Romero also called for reforms for mass incarceration.
Over 2.3 million people are behind bars in the U.S., giving the U.S. the highest incarceration rate in world, he said. In addition, one-third of African Americans will find themselves in the justice system before reaching mid-adulthood, he noted.
Mass incarceration began with President Richard Nixon’s war on drugs, which brought a healthcare issue into the justice system, Romero said. The idea soon became a favorable platform item for politicians.
However, in recent years, with protests for "black lives matter" and “nerves pushed by instances of police brutality,” there is a rising political will to depopulate prisons, he said.
Romero also called for the University to divest from Correction Corporation of America and the GO Group, both of which are for-profit organizations vying for state contracts for prison facilities and immigrant detention centers. Describing them as "a complete scandal," Romero said they create incentives for the perpetuation of mass incarceration.
Nonetheless, Romero expressed occasional dejection at thepolitical pushbackin the drive for civil rights.

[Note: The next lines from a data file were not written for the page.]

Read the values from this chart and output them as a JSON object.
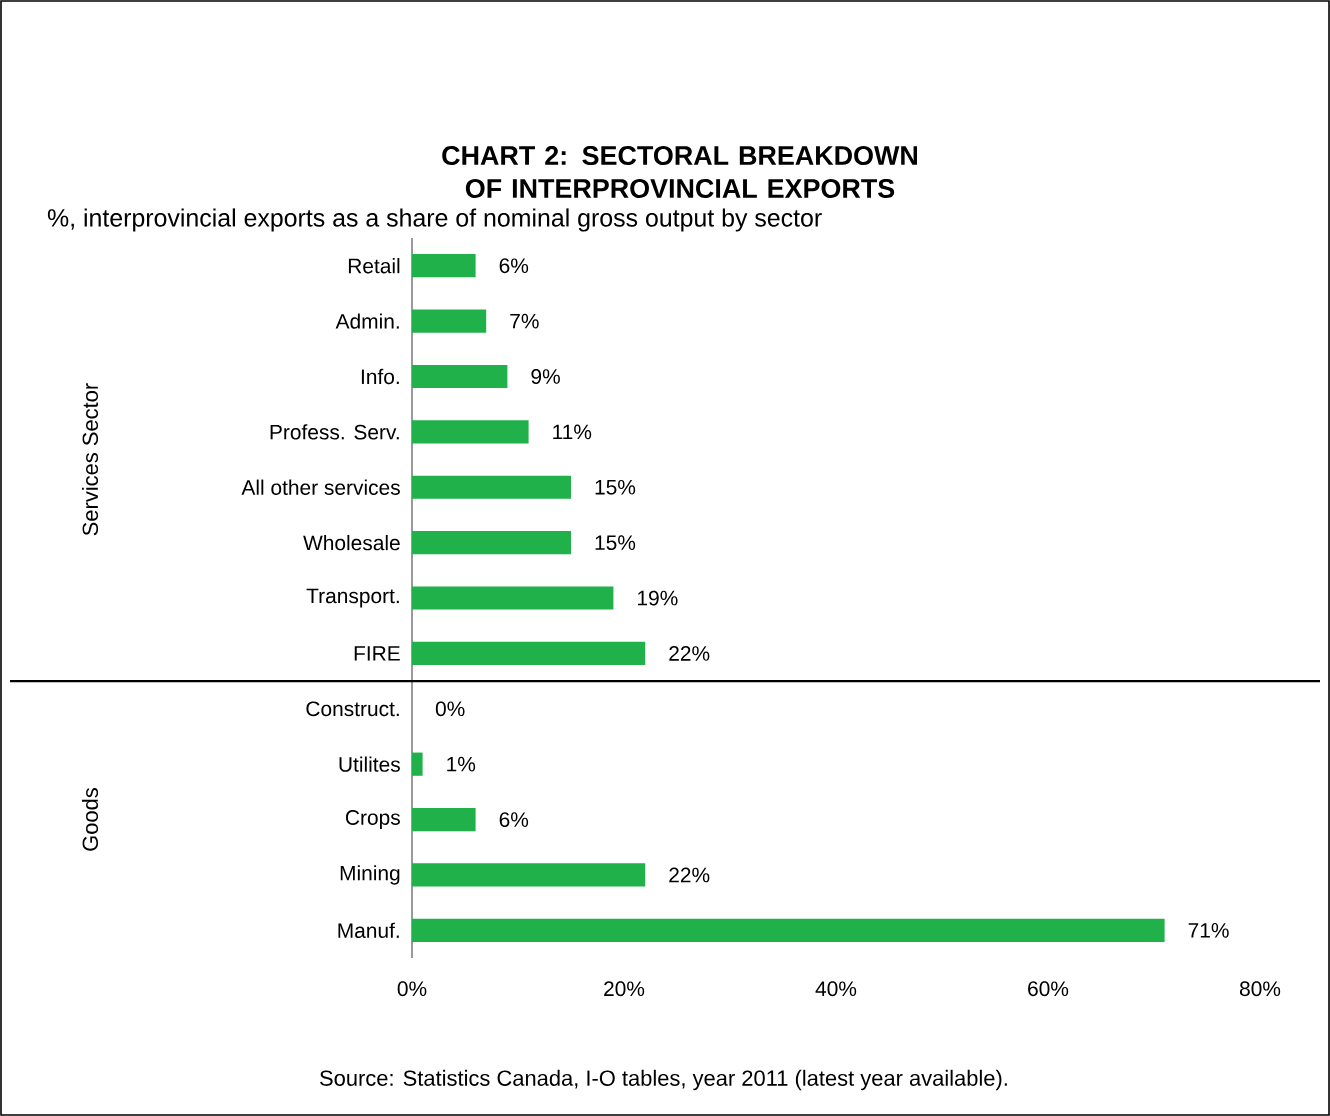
{
  "chart_data": {
    "type": "bar",
    "orientation": "horizontal",
    "title": "CHART 2: SECTORAL BREAKDOWN OF INTERPROVINCIAL EXPORTS",
    "subtitle": "%, interprovincial exports as a share of nominal gross output by sector",
    "categories": [
      "Retail",
      "Admin.",
      "Info.",
      "Profess. Serv.",
      "All other services",
      "Wholesale",
      "Transport.",
      "FIRE",
      "Construct.",
      "Utilites",
      "Crops",
      "Mining",
      "Manuf."
    ],
    "values": [
      6,
      7,
      9,
      11,
      15,
      15,
      19,
      22,
      0,
      1,
      6,
      22,
      71
    ],
    "value_labels": [
      "6%",
      "7%",
      "9%",
      "11%",
      "15%",
      "15%",
      "19%",
      "22%",
      "0%",
      "1%",
      "6%",
      "22%",
      "71%"
    ],
    "color": "#21b14b",
    "xlim": [
      0,
      80
    ],
    "xticks": [
      {
        "value": 0,
        "label": "0%"
      },
      {
        "value": 20,
        "label": "20%"
      },
      {
        "value": 40,
        "label": "40%"
      },
      {
        "value": 60,
        "label": "60%"
      },
      {
        "value": 80,
        "label": "80%"
      }
    ],
    "annotations": [
      "Services Sector",
      "Goods",
      "Source: Statistics Canada, I-O tables, year 2011 (latest year available)."
    ]
  }
}
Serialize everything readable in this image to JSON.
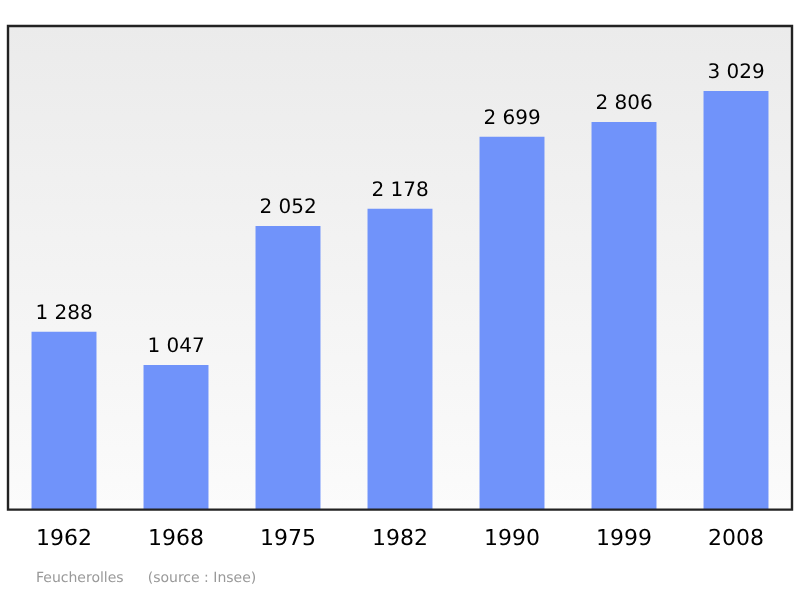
{
  "chart_data": {
    "type": "bar",
    "categories": [
      "1962",
      "1968",
      "1975",
      "1982",
      "1990",
      "1999",
      "2008"
    ],
    "values": [
      1288,
      1047,
      2052,
      2178,
      2699,
      2806,
      3029
    ],
    "value_labels": [
      "1 288",
      "1 047",
      "2 052",
      "2 178",
      "2 699",
      "2 806",
      "3 029"
    ],
    "color": "#7093fa",
    "legend": false,
    "grid": false,
    "annotations": [
      "Feucherolles",
      "(source : Insee)"
    ]
  }
}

“I get discouraged because powerful interests will remain powerful at the expense of the communities we care about," he said. "Fear is an enemy as bigotry is. We can dispel fear, but bigotry is much harder to dispel."
Romero cited issues of immigration and abortion as particularly challenging.
“Our country was once built with a pride that we are a nation of immigrants, yet now, immigrants are used as scapegoats,” Romero explained.
The exploitation of the immigration debate has been a means of building talking points for political candidates in the South and Southwest, Romero said. In addition, the issue is compounded by racism, as seen in the Arizona law requiring drivers to demonstrate legal papers when pulled over by the police, he added.
“It’s very hard to move the political ball forward when the Republicans and the Democrats are on opposite sides of each other,” Romero said. Even with immigration reform and the deferred action status, states can still deny driver’s licenses and in-state tuition for public universities to those who fall under the DREAM Act, issues the ACLU is tackling, he explained.
The ACLU has also filed a case in Seattle for unaccompanied minors from Central America to have access to counsel to slow the tide of deportation, he said.
In terms of abortion, Romero said the demand for protection and reproductive rights among a generation never without these services has to remain unequivocal.
Nonetheless, Romero said his work is not without moral struggle. During his career, Romero worked with Fred Phelps, a homophobic minister who staged protests during burials of fallen soldiers.
“As odious as it was, ACLU supported these protests," he said. "We can’t shut down these protests by law because if we had done so, somewhere down the line, the government can just as well shut down ‘Black Lives Matter 2020.’ ”
Romero also explained a controversial case in the 1970s in which Neo-Nazis tried to march through a community populated by Holocaust survivors. Following the ACLU’s decision to support the march, half the membership resigned and imperiled the organization financially.
“The idea of universal rights is that they are for everyone, not just those who we like,” Romero explained. “It's hard to defend the right of someone you hate.”
The event was sponsored by Princeton Progressives and the College Democrats. It took place at Friend Center Auditorium 101 at 7:30 p.m.